6. USF modelo B para todos, menos utentes por cada médico de família
O modelo “USF” tem demonstrado bons resultados para os doentes e maior satisfação dos profissionais e utentes. No entanto, as limitações na passagem de UCSP a USF ou de USF modelo A para USF modelo B impostas a nível central, tal como a imposição de listas de 1900 utentes pelo governo da troika, têm dificultado o sucesso generalizado desta reforma. A pandemia veio mostrar a brutal carga de trabalho e burocracia a que os médicos de família estão sujeitos. Temos hoje uma grande dificuldade em fixar especialistas no SNS e mais de um milhão de utentes sem médico de família.
Propostas
- Defender a generalização do modelo USF a todo o país: mais unidades e eliminação das quotas de criação de USF e de progressão de modelo A para B.
- Redimensionar as listas de utentes de forma a assegurar a qualidade na prestação dos cuidados de saúde, bem como acessibilidade em tempo útil ao médico de família.
- Desburocratizar a atividade do Médico de Família.
- Oposição à atribuição de utentes a médicos sem a especialidade de medicina geral e familiar.
- Reforçar as equipas multidisciplinares de saúde mental, saúde oral e reabilitação nos cuidados de saúde primários: mais psicólogos, dentistas e fisioterapeutas para resposta imediata a situações urgentes, prevenindo o agravamento de doenças e posteriores internamentos.

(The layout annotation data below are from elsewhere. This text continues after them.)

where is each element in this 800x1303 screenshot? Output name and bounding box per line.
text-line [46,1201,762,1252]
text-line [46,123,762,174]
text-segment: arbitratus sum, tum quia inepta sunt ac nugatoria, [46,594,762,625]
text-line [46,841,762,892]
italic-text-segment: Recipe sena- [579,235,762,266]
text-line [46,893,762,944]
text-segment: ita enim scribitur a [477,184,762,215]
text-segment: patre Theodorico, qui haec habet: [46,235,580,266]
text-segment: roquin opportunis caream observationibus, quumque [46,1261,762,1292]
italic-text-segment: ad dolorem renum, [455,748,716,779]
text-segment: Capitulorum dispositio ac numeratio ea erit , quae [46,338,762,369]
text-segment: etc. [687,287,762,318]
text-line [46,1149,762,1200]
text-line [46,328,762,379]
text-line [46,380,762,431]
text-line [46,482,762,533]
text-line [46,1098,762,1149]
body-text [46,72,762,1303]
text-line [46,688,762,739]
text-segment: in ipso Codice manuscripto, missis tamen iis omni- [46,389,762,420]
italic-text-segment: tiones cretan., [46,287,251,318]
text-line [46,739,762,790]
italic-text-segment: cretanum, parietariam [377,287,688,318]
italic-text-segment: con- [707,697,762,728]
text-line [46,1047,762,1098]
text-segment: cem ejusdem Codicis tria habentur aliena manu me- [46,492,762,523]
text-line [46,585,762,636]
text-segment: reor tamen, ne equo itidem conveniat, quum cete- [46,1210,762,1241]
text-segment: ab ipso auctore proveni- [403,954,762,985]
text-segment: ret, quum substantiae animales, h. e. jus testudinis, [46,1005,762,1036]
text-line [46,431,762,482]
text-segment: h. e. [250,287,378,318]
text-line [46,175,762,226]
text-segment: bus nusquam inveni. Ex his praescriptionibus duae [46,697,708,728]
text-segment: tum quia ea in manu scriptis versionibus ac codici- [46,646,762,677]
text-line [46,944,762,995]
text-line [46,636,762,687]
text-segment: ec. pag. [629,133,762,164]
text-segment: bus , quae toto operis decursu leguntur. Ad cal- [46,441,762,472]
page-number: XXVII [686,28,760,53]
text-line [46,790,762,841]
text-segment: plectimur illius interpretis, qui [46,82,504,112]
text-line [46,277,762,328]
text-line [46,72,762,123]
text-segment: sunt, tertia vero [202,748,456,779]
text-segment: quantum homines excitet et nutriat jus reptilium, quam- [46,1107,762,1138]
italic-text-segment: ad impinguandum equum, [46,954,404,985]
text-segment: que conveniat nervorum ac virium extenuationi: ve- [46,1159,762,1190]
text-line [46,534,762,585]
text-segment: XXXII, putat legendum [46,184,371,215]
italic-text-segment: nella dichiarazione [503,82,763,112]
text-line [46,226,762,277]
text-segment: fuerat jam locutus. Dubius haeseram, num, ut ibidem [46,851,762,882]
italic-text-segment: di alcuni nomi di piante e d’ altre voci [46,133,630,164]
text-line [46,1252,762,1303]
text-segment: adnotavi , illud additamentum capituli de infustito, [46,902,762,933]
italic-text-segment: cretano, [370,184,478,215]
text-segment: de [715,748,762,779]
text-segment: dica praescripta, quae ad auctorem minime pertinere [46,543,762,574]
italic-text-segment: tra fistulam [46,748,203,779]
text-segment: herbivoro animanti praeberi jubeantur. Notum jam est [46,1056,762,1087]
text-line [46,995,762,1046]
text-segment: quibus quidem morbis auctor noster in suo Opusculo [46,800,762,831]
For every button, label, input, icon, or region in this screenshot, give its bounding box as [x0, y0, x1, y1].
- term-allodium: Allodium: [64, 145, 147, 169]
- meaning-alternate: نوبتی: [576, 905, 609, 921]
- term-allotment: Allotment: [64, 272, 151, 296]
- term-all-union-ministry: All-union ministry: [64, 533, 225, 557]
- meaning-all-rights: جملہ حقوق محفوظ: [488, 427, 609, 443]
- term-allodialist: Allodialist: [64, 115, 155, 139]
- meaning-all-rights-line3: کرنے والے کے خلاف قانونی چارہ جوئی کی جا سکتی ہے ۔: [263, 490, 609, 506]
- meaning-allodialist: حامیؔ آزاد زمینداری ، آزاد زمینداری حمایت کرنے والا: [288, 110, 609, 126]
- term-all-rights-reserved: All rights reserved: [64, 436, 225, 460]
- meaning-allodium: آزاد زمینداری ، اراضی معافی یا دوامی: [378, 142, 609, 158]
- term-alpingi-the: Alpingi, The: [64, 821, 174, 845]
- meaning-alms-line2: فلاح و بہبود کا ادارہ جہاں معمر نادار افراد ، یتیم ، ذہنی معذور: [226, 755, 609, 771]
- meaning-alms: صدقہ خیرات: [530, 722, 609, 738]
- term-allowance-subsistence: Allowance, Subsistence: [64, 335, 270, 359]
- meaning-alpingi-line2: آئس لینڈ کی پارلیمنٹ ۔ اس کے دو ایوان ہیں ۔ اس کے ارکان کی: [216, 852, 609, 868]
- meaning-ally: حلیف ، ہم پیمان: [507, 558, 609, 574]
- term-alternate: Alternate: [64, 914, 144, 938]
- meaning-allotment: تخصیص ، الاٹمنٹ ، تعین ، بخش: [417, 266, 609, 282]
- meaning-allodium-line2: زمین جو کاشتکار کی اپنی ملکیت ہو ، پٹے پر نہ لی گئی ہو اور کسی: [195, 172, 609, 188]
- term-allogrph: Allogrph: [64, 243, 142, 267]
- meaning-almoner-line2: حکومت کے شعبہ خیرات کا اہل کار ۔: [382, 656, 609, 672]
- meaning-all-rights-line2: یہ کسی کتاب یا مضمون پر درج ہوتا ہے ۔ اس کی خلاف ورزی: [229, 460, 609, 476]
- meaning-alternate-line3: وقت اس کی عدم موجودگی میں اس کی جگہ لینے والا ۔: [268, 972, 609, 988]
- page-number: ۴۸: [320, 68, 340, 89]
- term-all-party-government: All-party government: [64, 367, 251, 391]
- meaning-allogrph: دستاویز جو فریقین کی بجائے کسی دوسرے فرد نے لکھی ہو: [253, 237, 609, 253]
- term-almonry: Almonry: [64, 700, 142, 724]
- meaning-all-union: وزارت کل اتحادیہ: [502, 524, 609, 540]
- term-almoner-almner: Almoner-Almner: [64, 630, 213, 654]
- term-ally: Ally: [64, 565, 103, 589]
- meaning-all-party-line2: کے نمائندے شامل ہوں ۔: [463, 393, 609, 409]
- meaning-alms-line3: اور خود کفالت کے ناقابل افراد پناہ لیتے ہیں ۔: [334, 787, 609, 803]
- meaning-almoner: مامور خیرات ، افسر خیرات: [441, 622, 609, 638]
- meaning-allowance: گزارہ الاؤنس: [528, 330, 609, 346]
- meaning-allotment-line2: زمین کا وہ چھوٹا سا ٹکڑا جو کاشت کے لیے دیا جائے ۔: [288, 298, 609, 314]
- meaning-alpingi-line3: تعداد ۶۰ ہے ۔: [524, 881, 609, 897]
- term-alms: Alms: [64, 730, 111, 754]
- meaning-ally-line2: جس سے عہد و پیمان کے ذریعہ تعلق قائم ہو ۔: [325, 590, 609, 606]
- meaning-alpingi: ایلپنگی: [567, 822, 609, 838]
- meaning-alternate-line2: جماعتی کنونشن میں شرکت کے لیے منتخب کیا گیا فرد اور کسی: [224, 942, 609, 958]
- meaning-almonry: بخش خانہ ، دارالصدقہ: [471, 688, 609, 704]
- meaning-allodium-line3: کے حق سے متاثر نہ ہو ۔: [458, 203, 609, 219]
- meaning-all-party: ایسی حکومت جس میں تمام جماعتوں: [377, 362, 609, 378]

7. Combater a discriminação nos serviços de saúde, sobre os utentes e médicos
A Ordem dos Médicos tem sido um bastião do conservadorismo em Portugal. Recusa falar sobre discriminação nos cuidados de saúde, refugiando-se no código deontológico. Mas para combater a discriminação na saúde não bastam palavras, são precisas ações concretas. Basta pôr os olhos na Associação Nacional de Estudantes de Medicina, que se tem empenhado em produzir materiais e ações junto dos estudantes e restante população, no sentido de prevenir o sexismo, o racismo, a homofobia e a transfobia. Queremos que a Ordem seja um referencial de Direitos Humanos e não uma estrutura cristalizada no século passado.
Propostas
- Criar uma comissão de combate à discriminação sexista, racista e LGBTIfóbica, que receba queixas, investigue e proponha sanções aos conselhos disciplinares e que elabore um relatório anual sobre a discriminação de médicos e utentes nos cuidados de saúde.
- Condenar as “terapias de conversão” de pessoas LGBTI+ (por serem contrárias à legis artis) e aplicação de sanções disciplinares a quem as pratique, incluindo a expulsão.